The thing is, a simple look at his management career, tells you how Steve Bruce sets his team out and the all but inevitable outcome.

These were the stats of the various recent Newcastle managers up to the end of the 2018/19 season, the stats covering all PL matches they have been in charge of at previous clubs.

Quite amazing then that Steve Bruce promised before the season started that his Newcastle team would play on the ‘front foot’ and always look to attack. Even more amazing that lazy journalists blindly repeated this, without bothering to check what had been the reality of teams where Bruce had previously managed.

As the table above proves, Steve Bruce sets his teams out very negatively and tries to grind out results, exactly as we are now seeing at Newcastle. Defending very deep with ultra negative tactics, hoping for a goal from somewhere, usually a set-piece or Saint-Maximin expected to run the length of the pitch and score or create something.

The table shows that over 392 PL games before taking over at Newcastle, Steve Bruce averaged only 1.03 goals per game, far worse than McClaren, Pardew, Kinnear and even boring Fat Sam.
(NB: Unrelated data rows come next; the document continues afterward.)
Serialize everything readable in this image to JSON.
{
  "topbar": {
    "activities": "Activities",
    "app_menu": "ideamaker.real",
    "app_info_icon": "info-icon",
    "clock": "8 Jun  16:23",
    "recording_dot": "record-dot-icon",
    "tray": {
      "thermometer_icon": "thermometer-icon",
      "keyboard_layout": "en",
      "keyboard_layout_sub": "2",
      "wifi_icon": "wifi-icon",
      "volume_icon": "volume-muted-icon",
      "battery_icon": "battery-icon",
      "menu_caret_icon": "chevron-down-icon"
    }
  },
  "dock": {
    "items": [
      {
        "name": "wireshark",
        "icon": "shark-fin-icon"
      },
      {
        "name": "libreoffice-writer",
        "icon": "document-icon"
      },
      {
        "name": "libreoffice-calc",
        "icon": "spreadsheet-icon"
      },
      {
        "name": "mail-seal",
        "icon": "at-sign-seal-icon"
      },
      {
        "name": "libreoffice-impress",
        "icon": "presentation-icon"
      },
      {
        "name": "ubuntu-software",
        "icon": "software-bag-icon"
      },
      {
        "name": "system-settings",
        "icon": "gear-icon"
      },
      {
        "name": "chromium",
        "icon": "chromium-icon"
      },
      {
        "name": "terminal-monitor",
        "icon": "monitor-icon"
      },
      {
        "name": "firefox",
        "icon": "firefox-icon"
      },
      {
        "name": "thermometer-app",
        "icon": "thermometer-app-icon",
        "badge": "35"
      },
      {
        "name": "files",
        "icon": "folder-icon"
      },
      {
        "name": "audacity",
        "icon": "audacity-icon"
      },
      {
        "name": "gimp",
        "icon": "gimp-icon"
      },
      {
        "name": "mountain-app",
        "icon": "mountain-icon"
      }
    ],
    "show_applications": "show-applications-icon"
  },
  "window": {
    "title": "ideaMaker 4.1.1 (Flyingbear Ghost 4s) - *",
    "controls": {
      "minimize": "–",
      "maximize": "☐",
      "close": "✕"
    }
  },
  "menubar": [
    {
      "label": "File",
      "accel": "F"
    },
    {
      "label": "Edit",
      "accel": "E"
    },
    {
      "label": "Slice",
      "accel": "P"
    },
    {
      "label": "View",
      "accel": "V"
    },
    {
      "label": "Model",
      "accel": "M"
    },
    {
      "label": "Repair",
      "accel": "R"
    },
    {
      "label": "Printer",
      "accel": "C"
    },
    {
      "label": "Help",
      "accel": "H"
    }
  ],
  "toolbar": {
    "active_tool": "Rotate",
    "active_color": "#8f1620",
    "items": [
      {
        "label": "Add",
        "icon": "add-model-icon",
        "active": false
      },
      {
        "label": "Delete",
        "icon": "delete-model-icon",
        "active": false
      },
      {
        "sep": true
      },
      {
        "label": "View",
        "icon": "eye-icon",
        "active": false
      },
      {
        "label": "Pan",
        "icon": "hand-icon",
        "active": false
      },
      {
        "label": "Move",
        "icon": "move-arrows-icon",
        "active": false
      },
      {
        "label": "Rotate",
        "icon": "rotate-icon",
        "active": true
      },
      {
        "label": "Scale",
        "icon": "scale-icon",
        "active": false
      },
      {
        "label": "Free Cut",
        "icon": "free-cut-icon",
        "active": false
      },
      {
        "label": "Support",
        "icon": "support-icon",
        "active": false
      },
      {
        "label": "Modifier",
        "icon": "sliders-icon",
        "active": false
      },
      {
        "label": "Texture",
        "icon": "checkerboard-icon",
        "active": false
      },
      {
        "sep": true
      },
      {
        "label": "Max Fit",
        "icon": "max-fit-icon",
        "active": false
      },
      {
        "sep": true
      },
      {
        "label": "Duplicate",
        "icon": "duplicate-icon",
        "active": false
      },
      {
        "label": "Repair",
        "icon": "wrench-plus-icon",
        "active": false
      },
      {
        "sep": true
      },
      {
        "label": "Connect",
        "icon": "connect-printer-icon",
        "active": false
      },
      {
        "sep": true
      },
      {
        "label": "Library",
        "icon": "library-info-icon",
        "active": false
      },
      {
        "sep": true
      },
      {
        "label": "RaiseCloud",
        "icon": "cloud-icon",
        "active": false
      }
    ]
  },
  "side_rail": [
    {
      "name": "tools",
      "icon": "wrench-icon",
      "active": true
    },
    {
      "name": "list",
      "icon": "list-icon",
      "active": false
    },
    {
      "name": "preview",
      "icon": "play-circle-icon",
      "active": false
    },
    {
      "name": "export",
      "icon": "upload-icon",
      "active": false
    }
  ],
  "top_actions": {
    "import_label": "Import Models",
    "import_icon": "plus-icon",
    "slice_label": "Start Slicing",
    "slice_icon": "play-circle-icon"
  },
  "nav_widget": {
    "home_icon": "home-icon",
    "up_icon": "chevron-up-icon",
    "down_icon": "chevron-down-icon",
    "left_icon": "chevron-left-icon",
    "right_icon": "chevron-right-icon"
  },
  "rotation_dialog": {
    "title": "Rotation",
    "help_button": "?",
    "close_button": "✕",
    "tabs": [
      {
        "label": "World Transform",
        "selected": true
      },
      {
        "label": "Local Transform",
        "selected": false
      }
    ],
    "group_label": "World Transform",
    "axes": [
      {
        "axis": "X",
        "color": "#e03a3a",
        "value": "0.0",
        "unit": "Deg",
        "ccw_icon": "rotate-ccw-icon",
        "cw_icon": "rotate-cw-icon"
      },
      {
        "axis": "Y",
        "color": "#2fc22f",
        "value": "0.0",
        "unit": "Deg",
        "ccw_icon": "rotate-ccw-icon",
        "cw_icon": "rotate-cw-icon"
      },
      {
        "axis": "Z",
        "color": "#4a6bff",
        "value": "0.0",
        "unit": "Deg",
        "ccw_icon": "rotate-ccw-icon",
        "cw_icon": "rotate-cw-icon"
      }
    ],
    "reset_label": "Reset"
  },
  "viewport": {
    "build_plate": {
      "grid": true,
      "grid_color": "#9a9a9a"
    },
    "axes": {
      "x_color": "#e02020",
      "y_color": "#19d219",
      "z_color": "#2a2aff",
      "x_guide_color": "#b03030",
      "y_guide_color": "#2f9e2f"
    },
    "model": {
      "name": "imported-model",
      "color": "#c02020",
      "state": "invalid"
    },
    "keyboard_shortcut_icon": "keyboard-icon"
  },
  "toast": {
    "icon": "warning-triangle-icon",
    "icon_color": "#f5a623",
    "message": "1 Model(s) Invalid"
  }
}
Whilst Bruce is a country mile behind top managers like Keegan and Rafa when it comes to teams scoring goals.

However, Bruce’s negative tactics down the years have paid off, to an extent, as his teams have conceded less goals (1.31) than McClaren, Kinnear, Pardew and even Allardyce.

I think the reality is we are guaranteed two things.

Firstly, Steve Bruce will continue you with his very boring negative tactics.

Secondly, Newcastle will rely mainly on staying up by not conceding goals, not scoring them, unless of course Steve Bruce is replaced.

Far more focus needs to be put on the negatives tactics the Head Coach is refusing to change, rather than lazy journalists singling out individual players to shoulder the main blame.

This is simply a Steve Bruce team playing Steve Bruce football.

Alan Hutton speaking to BBC Radio 5 Live:

“I think the way Steve Bruce sets his teams up, there is such a big gap between the midfield and the striker.

“It leaves them isolated, it is difficult and you are asking him to do something spectacular to score a goal.

“Everywhere Steve Bruce has went he has tried to play this formation…

“When we were at Villa he tried to make us play that formation, it didn’t quite work out and we didn’t get going.

“I find it quite difficult for the striker.

“It is very difficult to play that way.

“I think he has given his main front three a good go at it but it has not quite worked out.

“Maybe it is time to bring one of these [other Newcastle attacking players] in.”